Terrible, terrible advice. It is well-established that schizophrenia is more common in long-term cannabis users, whether it is the cause or not. You can't "man up" and "get over" schizophrenia.
That said I'd need more info from the OP to be convinced he has it.
I used to be dead-on convinced that I had schizophrenia.
And I had convinced myself that I was schizophrenic by looking up all the symptoms on wikipedia and essentially began to subconsciously mimic those symptoms.
So much so that a State mental institution's DSM-IV diagnostic test couldn't differentiate between my psychotic symptoms and my panic-disorder symptoms.
To avoid giving me the black label - the scarlet letter - the permanent diagnosis of "Schizophrenic" (which would have ruined my life and most opportunities in life), my psychiatrist decided to just treat me as if I had anxiety disorders.
He put me on 200mg of Zoloft while I was staying in a mental health ward for 2 months --
After a complex medicinal schedule of benzodiazepines (switching from 4mg/day klonopin to 2mg/day ativan and rapidly working down the dose on the ativan) and TCAs for two weeks, then transitioning to a month long period of "no medicine" (so the doctor could get a rough estimate of what my cognition was like at 'baseline') I was switched over to SSRIs (even though I pleaded with the doctor that I finally felt normal again after a month of sobriety, and I didn't want to go back to that anti-depressant shit) because there was a lot of protocol pressure on the doc to put me on "at least something for anxiety" since I had come in to the hospital on such a plethora of medications that it didn't feel right to them to let me leave on nothing at all
--my symptoms showed a complete reversal; and it was deemed that I was merely suffering from panic disorder and obsessive-compulsive disorder (accompanied with dysphoria resulting from prolonged & excessive drug use of almost every type of drug that exists).
Paradoxically, after my symptoms of psychosis had subsided it was actually decided that I should be prescribed amphetamine for ADD-esque symptoms.
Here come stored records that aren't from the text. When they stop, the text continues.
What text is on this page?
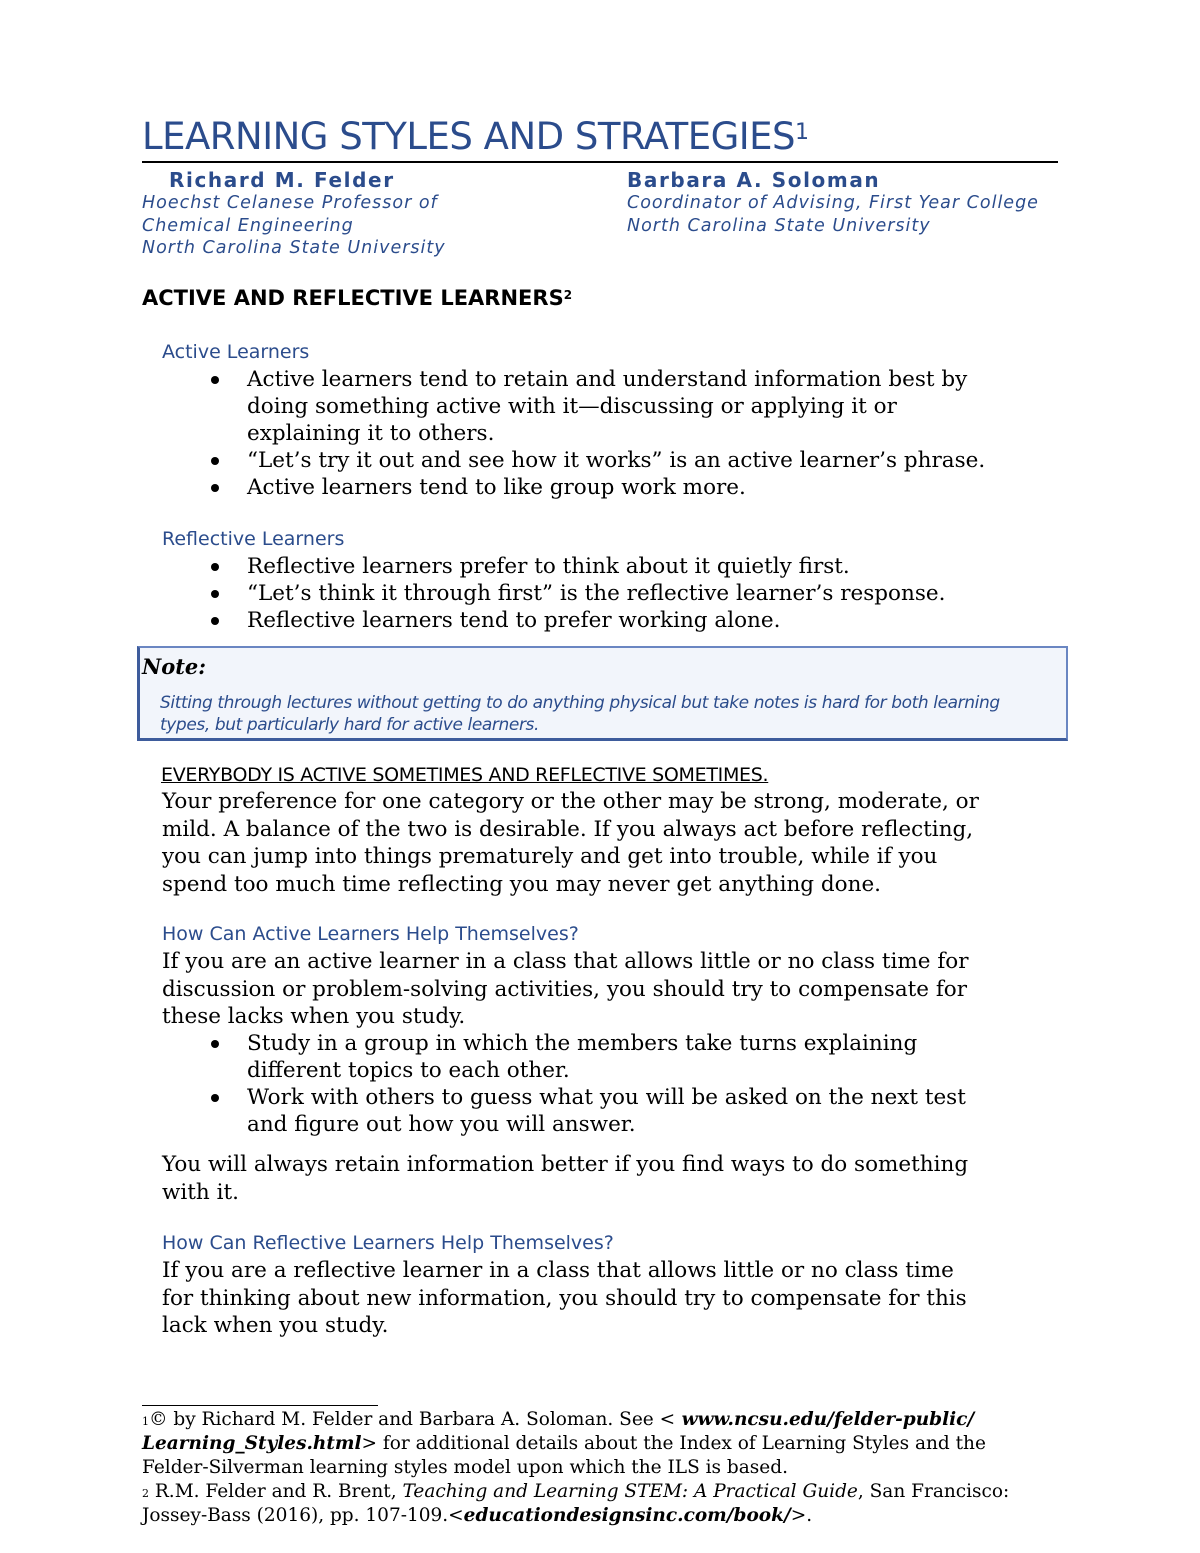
LEARNING STYLES AND STRATEGIES$^1$
Richard M. Felder
Hoechst Celanese Professor of
Chemical Engineering
North Carolina State University
Barbara A. Soloman
Coordinator of Advising, First Year College
North Carolina State University
ACTIVE AND REFLECTIVE LEARNERS$^2$
Active Learners
Active learners tend to retain and understand information best by
doing something active with it—discussing or applying it or
explaining it to others.
“Let’s try it out and see how it works” is an active learner’s phrase.
Active learners tend to like group work more.
Reflective Learners
Reflective learners prefer to think about it quietly first.
“Let’s think it through first” is the reflective learner’s response.
Reflective learners tend to prefer working alone.
Note:
Sitting through lectures without getting to do anything physical but take notes is hard for both learning
types, but particularly hard for active learners.
EVERYBODY IS ACTIVE SOMETIMES AND REFLECTIVE SOMETIMES.
Your preference for one category or the other may be strong, moderate, or
mild. A balance of the two is desirable. If you always act before reflecting,
you can jump into things prematurely and get into trouble, while if you
spend too much time reflecting you may never get anything done.
How Can Active Learners Help Themselves?
If you are an active learner in a class that allows little or no class time for
discussion or problem-solving activities, you should try to compensate for
these lacks when you study.
Study in a group in which the members take turns explaining
different topics to each other.
Work with others to guess what you will be asked on the next test
and figure out how you will answer.
You will always retain information better if you find ways to do something
with it.
How Can Reflective Learners Help Themselves?
If you are a reflective learner in a class that allows little or no class time
for thinking about new information, you should try to compensate for this
lack when you study.
$^1$© by Richard M. Felder and Barbara A. Soloman. See < www.ncsu.edu/felder-public/
Learning_Styles.html> for additional details about the Index of Learning Styles and the
Felder-Silverman learning styles model upon which the ILS is based.
$^2$ R.M. Felder and R. Brent, Teaching and Learning STEM: A Practical Guide, San Francisco:
Jossey-Bass (2016), pp. 107-109.<educationdesignsinc.com/book/>.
And miraculously, it worked while causing minimal negative effects on my cognition.
Then, I was set back out into the world, I got back into drinking/drugs and fucked my sleep schedule up, and guess what? I landed right back where I started: freaking out thinking that I was going insane and/or becoming schizophrenic.
So some word of advice to anyone who THINKS they are going schizophrenic:
Stop using drugs for a month or two - and I mean ALL drugs; no caffeine, no alcohol, and -if you can handle it- no nicotine.
During these 2 months of sobriety, its going to hurt for the first two weeks. You might even get very VERY depressed and anxious. But just perservere - eat right, get some fucking sleep (NORMAL sleep mind you, not odd hours of the day), and hell, maybe even get a pet animal like a cat or a dog to establish some sense of responsibility and authority in your head.
And if you don't feel relatively "normal" again after those two months, then go ahead and let yourself get sucked into the shitty ass mental-health system which our society provides -- get locked into a downward spiral of medical bills and therapeutic addictions; While you're at it, you might as well just sign your soul over to Satan and lubricate your anal sphincter in preparation for penetration.
I had a miracle worker for a psychiatrist (after going through roughly a dozen other psychiatrists). Do you think you'll be so lucky?
From my Heart with much sincerety,
- SpunkySkunk347
PS, my paternal grandfather has schizophrenia - but this is because in Vietnam, he was trapped in the basement of a bombed building for 3 days without food or water.